One of the greatest player to ever step on a football field, Diego Maradona died on Wednesday at the age of 60. The former Argentina captain suffered a heart attack, reported AFP.

He had undergone a surgery last Tuesday to remove a clot lodged between his brain and skull and was recovering in a rented home in Benavidez, north of Buenos Aires. 

In his 91 engagement with his national team, Argentina, Maradona scored 34 goals. Football fans around the world remember him for the World Cup win in 1986, when Argentina humbled England in a match that saw Maradona score the famous ‘Hand of God’ goal.

If his first goal had some doubts, he cleared them with his second goal, which he scored crossing half the field with the ball in a virtuoso dribbling. 

During his celebrated career, Maradona also played for Barcelona and Napoli, with the latter club seeing some of the best years in its history when Maradona played for it. 

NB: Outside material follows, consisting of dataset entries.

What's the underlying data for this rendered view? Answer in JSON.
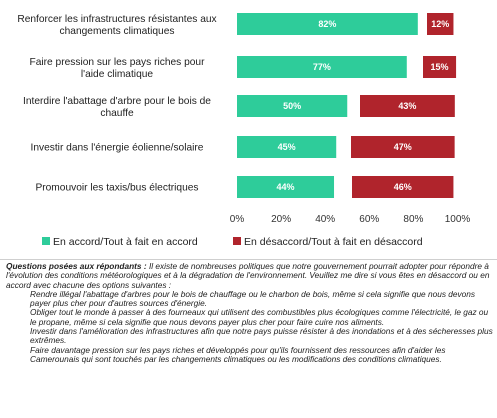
{
  "chart_data": {
    "type": "bar",
    "orientation": "horizontal",
    "stacked": false,
    "categories": [
      "Renforcer les infrastructures résistantes aux changements climatiques",
      "Faire pression sur les pays riches pour l'aide climatique",
      "Interdire l'abattage d'arbre pour le bois de chauffe",
      "Investir dans l'énergie éolienne/solaire",
      "Promouvoir les taxis/bus électriques"
    ],
    "series": [
      {
        "name": "En accord/Tout à fait en accord",
        "values": [
          82,
          77,
          50,
          45,
          44
        ],
        "labels": [
          "82%",
          "77%",
          "50%",
          "45%",
          "44%"
        ],
        "color": "#2ecc9a"
      },
      {
        "name": "En désaccord/Tout à fait en désaccord",
        "values": [
          12,
          15,
          43,
          47,
          46
        ],
        "labels": [
          "12%",
          "15%",
          "43%",
          "47%",
          "46%"
        ],
        "color": "#b0242c"
      }
    ],
    "xlim": [
      0,
      100
    ],
    "xticks": [
      "0%",
      "20%",
      "40%",
      "60%",
      "80%",
      "100%"
    ],
    "legend_position": "bottom",
    "grid": false
  },
  "notes": {
    "question_label": "Questions posées aux répondants :",
    "question_text": "Il existe de nombreuses politiques que notre gouvernement pourrait adopter pour répondre à l'évolution des conditions météorologiques et à la dégradation de l'environnement. Veuillez me dire si vous êtes en désaccord ou en accord avec chacune des options suivantes :",
    "items": [
      "Rendre illégal l'abattage d'arbres pour le bois de chauffage ou le charbon de bois, même si cela signifie que nous devons payer plus cher pour d'autres sources d'énergie.",
      "Obliger tout le monde à passer à des fourneaux qui utilisent des combustibles plus écologiques comme l'électricité, le gaz ou le propane, même si cela signifie que nous devons payer plus cher pour faire cuire nos aliments.",
      "Investir dans l'amélioration des infrastructures afin que notre pays puisse résister à des inondations et à des sécheresses plus extrêmes.",
      "Faire davantage pression sur les pays riches et développés pour qu'ils fournissent des ressources afin d'aider les Camerounais qui sont touchés par les changements climatiques ou les modifications des conditions climatiques."
    ]
  }
}
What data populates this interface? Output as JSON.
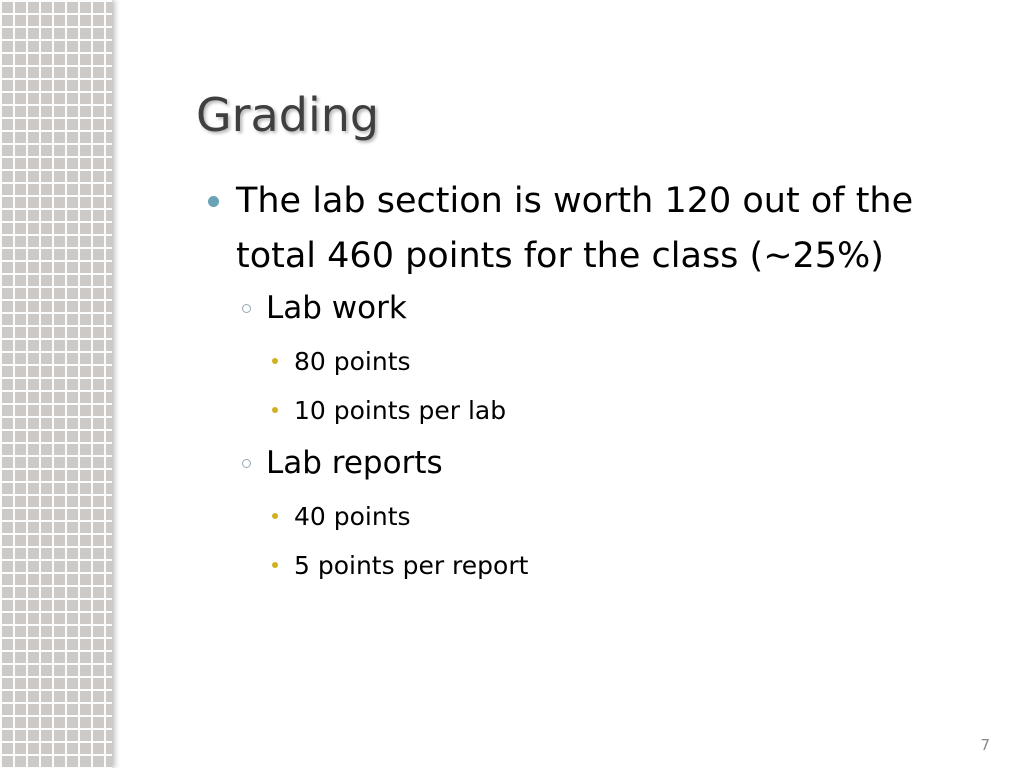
{
  "slide": {
    "title": "Grading",
    "bullets": [
      {
        "text": "The lab section is worth 120 out of the total 460 points for the class (~25%)",
        "children": [
          {
            "text": "Lab work",
            "children": [
              "80 points",
              "10 points per lab"
            ]
          },
          {
            "text": "Lab reports",
            "children": [
              "40 points",
              "5 points per report"
            ]
          }
        ]
      }
    ],
    "page_number": "7"
  },
  "colors": {
    "level1_bullet": "#6aa2b8",
    "level2_bullet": "#93a9b6",
    "level3_bullet": "#d1b021",
    "title": "#3f3f3f"
  }
}
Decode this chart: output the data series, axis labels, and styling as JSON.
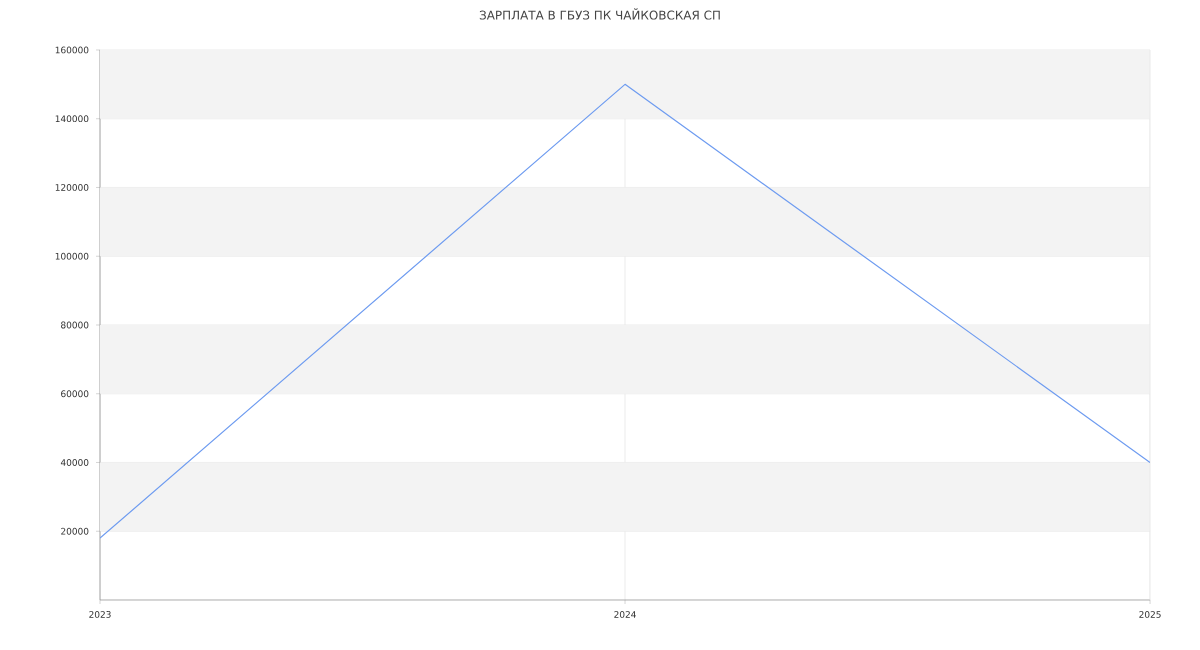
{
  "chart_data": {
    "type": "line",
    "title": "ЗАРПЛАТА В ГБУЗ ПК ЧАЙКОВСКАЯ СП",
    "x": [
      2023,
      2024,
      2025
    ],
    "series": [
      {
        "color": "#6d9bf0",
        "values": [
          18000,
          150000,
          40000
        ]
      }
    ],
    "xlim": [
      2023,
      2025
    ],
    "xticks": [
      2023,
      2024,
      2025
    ],
    "ylim": [
      0,
      160000
    ],
    "yticks": [
      20000,
      40000,
      60000,
      80000,
      100000,
      120000,
      140000,
      160000
    ],
    "bands": [
      {
        "axis": "y",
        "from": 20000,
        "to": 40000,
        "color": "#f3f3f3"
      },
      {
        "axis": "y",
        "from": 60000,
        "to": 80000,
        "color": "#f3f3f3"
      },
      {
        "axis": "y",
        "from": 100000,
        "to": 120000,
        "color": "#f3f3f3"
      },
      {
        "axis": "y",
        "from": 140000,
        "to": 160000,
        "color": "#f3f3f3"
      }
    ],
    "grid": true,
    "legend": false,
    "marker": "none",
    "line_style": "solid"
  }
}
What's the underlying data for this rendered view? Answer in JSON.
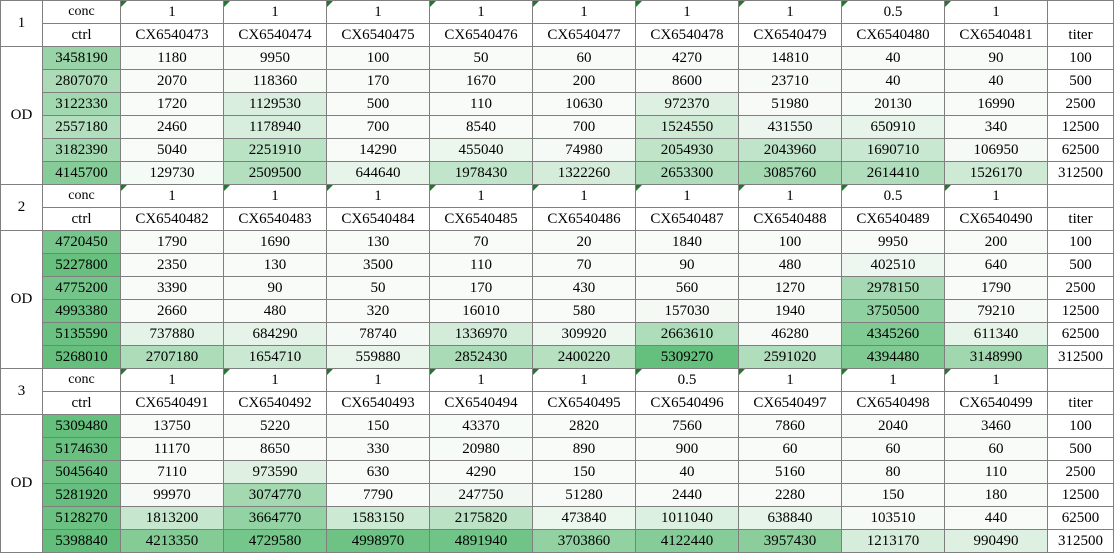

The legend helped the Italian club win the Serie A title in 1987 and 1990, and Italian Cup in 1987 and a UEFA Cup in 1991.

The 1986 World Cup winner had a prolific career on the field, while his life off the pitch was equally notorious with constant battles with drug and alcohol addiction.

According to Daily Mail, his drug use began in 1982 during the peak of his career and reportedly grew worse in 1984 when he moved to Napoli and had connections with the Comorra.

He was banned for 15 months by Napoli after testing positive for cocaine in 1991 and was given a 14-month suspended sentence later that year after getting in Buenos Aires for possessing half a kilo of cocaine. 

Maradona moved to Boca Juniors in 1995 but two years later he failed a drugs test for the third time in six years, putting an end to his playing career. He had publicly said in 1995, “I was, am and always will be a drug addict.”

Several surgeries later, he was quoted by a journalist in 2017 saying that he hadn’t taken drugs for 13 years.